# Ściąganie danych z reddita i zapis do HDFS

## 1. Importy

In [2]:
import praw
import json
import os
import time
import subprocess
from datetime import datetime
import pandas as pd

from pyspark.sql import SparkSession
from pyspark.sql.functions import udf, col
from pyspark.sql.types import StringType

## 2. Konfiguracja PRAW (Reddit API)

In [3]:
reddit = praw.Reddit(
    client_id="vxnv3nZG89ToczQ7AZQQFQ",
    client_secret="rbKY8djNzlrTF1tbBLl5AEB6M15S5Q",
    user_agent="reddit_data_scraper by /u/Purple_Talk_3536"
)

## 3. Funkcja pobierająca dane z Reddita

In [4]:
def fetch_reddit_posts(subreddit_name="movieReviews", pages=3, limit_per_page=50):
    subreddit = reddit.subreddit(subreddit_name)
    all_posts = []
    seen_ids = set()

    after = None
    for page in range(pages):
        posts = subreddit.new(limit=limit_per_page, params={"after": after})
        for submission in posts:
            if submission.id in seen_ids:
                continue

            submission.comments.replace_more(limit=0)
            comments = [
                comment.body
                for comment in submission.comments.list()
                if comment.author and comment.author.name != "AutoModerator"
            ]

            post = {
                "id": submission.id,
                "title": submission.title,
                "selftext": submission.selftext,
                "created_utc": datetime.utcfromtimestamp(submission.created_utc).isoformat(),
                "num_comments": submission.num_comments,
                "score": submission.score,
                "comments": comments,
                "subreddit": subreddit_name
            }
            all_posts.append(post)
            seen_ids.add(submission.id)
            after = submission.name
        time.sleep(1)

    return all_posts

## 4. Pobierz posty i zapisz do csv

In [5]:
posts = fetch_reddit_posts(pages=10, limit_per_page=50)
with open("reddit_data.json", "w", encoding="utf-8") as f:
    json.dump(posts, f, ensure_ascii=False, indent=2)

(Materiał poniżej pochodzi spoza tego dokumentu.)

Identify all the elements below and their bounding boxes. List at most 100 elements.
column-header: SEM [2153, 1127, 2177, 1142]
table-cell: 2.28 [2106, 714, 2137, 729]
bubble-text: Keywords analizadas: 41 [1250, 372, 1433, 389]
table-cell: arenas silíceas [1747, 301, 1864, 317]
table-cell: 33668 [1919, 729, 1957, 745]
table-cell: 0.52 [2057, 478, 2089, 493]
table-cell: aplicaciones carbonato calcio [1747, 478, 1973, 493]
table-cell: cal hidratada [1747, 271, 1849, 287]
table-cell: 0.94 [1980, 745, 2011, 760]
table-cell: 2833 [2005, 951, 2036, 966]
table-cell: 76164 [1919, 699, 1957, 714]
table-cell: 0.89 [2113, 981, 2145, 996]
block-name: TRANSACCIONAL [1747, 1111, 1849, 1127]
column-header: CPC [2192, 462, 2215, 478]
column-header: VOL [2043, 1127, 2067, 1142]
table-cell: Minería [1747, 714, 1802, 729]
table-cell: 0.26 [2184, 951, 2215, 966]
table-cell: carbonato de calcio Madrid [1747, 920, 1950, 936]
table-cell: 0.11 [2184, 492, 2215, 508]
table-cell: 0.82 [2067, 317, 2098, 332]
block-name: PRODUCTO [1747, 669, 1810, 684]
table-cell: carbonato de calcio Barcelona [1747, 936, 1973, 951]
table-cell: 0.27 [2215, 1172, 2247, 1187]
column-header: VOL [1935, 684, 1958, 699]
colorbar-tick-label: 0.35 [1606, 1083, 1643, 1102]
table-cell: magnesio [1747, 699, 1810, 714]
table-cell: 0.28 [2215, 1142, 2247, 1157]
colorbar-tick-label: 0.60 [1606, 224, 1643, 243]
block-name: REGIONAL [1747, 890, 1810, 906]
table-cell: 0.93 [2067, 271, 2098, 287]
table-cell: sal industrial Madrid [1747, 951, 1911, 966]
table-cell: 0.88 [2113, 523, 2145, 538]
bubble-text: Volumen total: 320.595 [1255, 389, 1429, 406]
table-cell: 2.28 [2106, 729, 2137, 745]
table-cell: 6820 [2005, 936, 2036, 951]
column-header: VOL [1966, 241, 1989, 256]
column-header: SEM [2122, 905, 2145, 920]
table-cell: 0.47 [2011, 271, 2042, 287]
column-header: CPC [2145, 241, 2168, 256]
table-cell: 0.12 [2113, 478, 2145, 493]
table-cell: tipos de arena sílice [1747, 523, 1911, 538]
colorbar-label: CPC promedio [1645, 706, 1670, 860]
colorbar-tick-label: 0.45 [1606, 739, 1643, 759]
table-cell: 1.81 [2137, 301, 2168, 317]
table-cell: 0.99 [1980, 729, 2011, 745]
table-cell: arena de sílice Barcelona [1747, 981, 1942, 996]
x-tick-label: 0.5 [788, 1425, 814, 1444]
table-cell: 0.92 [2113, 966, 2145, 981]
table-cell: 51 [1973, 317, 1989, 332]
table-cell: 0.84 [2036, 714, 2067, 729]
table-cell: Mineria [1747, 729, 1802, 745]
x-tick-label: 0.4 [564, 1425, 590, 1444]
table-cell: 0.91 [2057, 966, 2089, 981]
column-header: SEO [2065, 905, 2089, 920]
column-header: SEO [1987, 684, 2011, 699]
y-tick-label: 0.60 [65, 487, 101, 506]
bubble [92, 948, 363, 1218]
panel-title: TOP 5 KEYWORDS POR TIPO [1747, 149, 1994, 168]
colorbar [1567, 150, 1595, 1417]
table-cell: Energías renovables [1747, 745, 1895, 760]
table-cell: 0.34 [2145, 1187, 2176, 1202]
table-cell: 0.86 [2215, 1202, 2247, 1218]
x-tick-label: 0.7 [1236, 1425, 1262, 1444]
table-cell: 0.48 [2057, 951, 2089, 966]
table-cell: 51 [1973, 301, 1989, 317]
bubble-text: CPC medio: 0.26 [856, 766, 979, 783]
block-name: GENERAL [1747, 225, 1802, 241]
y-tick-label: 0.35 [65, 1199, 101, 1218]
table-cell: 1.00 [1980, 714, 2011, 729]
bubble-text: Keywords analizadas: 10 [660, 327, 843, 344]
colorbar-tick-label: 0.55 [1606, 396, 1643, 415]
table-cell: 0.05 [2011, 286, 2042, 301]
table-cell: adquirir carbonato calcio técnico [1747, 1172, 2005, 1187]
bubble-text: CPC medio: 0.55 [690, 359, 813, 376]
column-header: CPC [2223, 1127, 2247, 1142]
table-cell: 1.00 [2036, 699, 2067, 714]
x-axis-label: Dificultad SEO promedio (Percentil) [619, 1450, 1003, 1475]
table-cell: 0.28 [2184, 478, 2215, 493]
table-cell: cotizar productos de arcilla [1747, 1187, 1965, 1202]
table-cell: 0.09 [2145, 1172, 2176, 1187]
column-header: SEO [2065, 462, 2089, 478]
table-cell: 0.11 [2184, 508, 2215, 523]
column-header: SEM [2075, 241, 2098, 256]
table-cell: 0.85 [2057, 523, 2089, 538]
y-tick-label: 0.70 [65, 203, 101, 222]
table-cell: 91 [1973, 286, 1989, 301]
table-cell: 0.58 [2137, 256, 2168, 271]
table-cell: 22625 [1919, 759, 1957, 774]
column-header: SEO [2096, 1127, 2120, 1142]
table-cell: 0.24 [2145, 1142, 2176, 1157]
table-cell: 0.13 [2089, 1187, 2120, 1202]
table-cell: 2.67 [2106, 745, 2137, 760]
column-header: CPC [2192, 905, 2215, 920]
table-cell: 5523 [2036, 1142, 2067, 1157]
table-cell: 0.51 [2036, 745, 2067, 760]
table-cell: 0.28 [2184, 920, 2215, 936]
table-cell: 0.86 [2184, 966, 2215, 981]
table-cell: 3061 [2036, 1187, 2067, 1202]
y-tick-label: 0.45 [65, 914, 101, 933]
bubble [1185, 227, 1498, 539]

print("Dane zapisane do reddit_data.json")

Dane zapisane do reddit_data.json


## 5. Zapisz plik json do HDFS

In [11]:
#przekopiowac na dockera i z dockera na hdfs za pomoca hdfs put
spark = SparkSession.builder \
    .appName("Copy JSON to HDFS") \
    .config("spark.sql.shuffle.partitions", "8") \
    .config("spark.driver.memory", "8g") \
    .config("spark.executor.memory", "8g") \
    .config("spark.hadoop.fs.defaultFS", "hdfs://namenode:9000/") \
    .getOrCreate()

df = spark.read.option("multiline", "true").json("reddit_data.json")
df.printSchema()

df.write.mode("overwrite").json("hdfs://namenode:9000/data/reddit_data")

root
 |-- comments: array (nullable = true)
 |    |-- element: string (containsNull = true)
 |-- created_utc: string (nullable = true)
 |-- id: string (nullable = true)
 |-- num_comments: long (nullable = true)
 |-- score: long (nullable = true)
 |-- selftext: string (nullable = true)
 |-- subreddit: string (nullable = true)
 |-- title: string (nullable = true)